国民の健康意識の高まりや医薬分業の進展等の医薬品を取り巻く環境の変化、店舗における薬剤師等の不在など制度と実態の乖離、薬学教育6年制の導入に伴う薬剤師の役割の変化等を踏まえ、医薬品の販売制度を見直すことが求められている。また、違法ドラッグについては、乱用による健康被害が発生しており、かつ、その使用が麻薬、覚せい剤等の使用のきっかけとなる危険性があるにもかかわらず、人体摂取を目的としていないかのように偽装されて販売されているため、迅速、かつ、実効ある取締りを行うことが困難となっている。

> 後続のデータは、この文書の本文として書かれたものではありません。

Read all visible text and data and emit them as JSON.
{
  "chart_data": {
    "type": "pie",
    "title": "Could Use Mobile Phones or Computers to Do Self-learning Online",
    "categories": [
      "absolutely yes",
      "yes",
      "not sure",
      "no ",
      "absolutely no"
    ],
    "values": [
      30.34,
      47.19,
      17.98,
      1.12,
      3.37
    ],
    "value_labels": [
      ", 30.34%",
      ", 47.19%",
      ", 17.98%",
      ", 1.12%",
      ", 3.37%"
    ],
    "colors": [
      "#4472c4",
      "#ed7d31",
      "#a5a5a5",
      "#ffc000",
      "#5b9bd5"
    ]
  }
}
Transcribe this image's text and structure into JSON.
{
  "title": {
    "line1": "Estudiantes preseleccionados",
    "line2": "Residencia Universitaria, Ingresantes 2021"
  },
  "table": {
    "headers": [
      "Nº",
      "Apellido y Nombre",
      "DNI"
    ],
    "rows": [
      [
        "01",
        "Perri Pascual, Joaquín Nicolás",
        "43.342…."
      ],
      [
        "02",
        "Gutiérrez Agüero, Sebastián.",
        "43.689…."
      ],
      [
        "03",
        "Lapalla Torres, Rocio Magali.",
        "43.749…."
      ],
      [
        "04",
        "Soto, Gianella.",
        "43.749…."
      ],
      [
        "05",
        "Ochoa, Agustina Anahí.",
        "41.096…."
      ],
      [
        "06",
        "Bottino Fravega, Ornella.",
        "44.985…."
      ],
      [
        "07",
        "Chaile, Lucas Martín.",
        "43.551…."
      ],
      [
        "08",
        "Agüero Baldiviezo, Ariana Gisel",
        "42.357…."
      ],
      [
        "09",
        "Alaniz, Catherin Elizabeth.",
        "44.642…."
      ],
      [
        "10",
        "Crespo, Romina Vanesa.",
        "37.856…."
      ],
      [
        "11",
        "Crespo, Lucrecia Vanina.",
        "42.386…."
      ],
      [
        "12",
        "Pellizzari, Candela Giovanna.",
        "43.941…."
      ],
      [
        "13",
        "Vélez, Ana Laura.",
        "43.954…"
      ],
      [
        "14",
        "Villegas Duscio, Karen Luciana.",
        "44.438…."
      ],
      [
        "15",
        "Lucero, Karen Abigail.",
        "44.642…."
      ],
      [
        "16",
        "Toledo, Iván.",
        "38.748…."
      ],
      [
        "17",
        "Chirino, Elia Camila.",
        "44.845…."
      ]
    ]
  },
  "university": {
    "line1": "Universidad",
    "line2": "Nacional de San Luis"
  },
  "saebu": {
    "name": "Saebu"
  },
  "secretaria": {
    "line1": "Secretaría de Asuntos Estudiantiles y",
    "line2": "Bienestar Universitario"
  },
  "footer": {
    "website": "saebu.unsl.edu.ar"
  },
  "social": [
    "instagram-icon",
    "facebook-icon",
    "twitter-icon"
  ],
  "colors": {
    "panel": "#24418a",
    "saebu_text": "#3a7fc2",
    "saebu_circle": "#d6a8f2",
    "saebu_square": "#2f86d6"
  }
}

このため、薬事法(昭和35年法律第145号)の一部を改正し、医薬品の適切な選択及び適正な使用に資するよう、医薬品をリスクの程度に応じて区分し、その区分ごとに、専門家が関与した販売方法を定める等、医薬品の販売制度全般の見直しを行うとともに、違法ドラッグの製造、輸入、販売等を禁止すること等により、保健衛生上の危害の発生の防止を図ることとした。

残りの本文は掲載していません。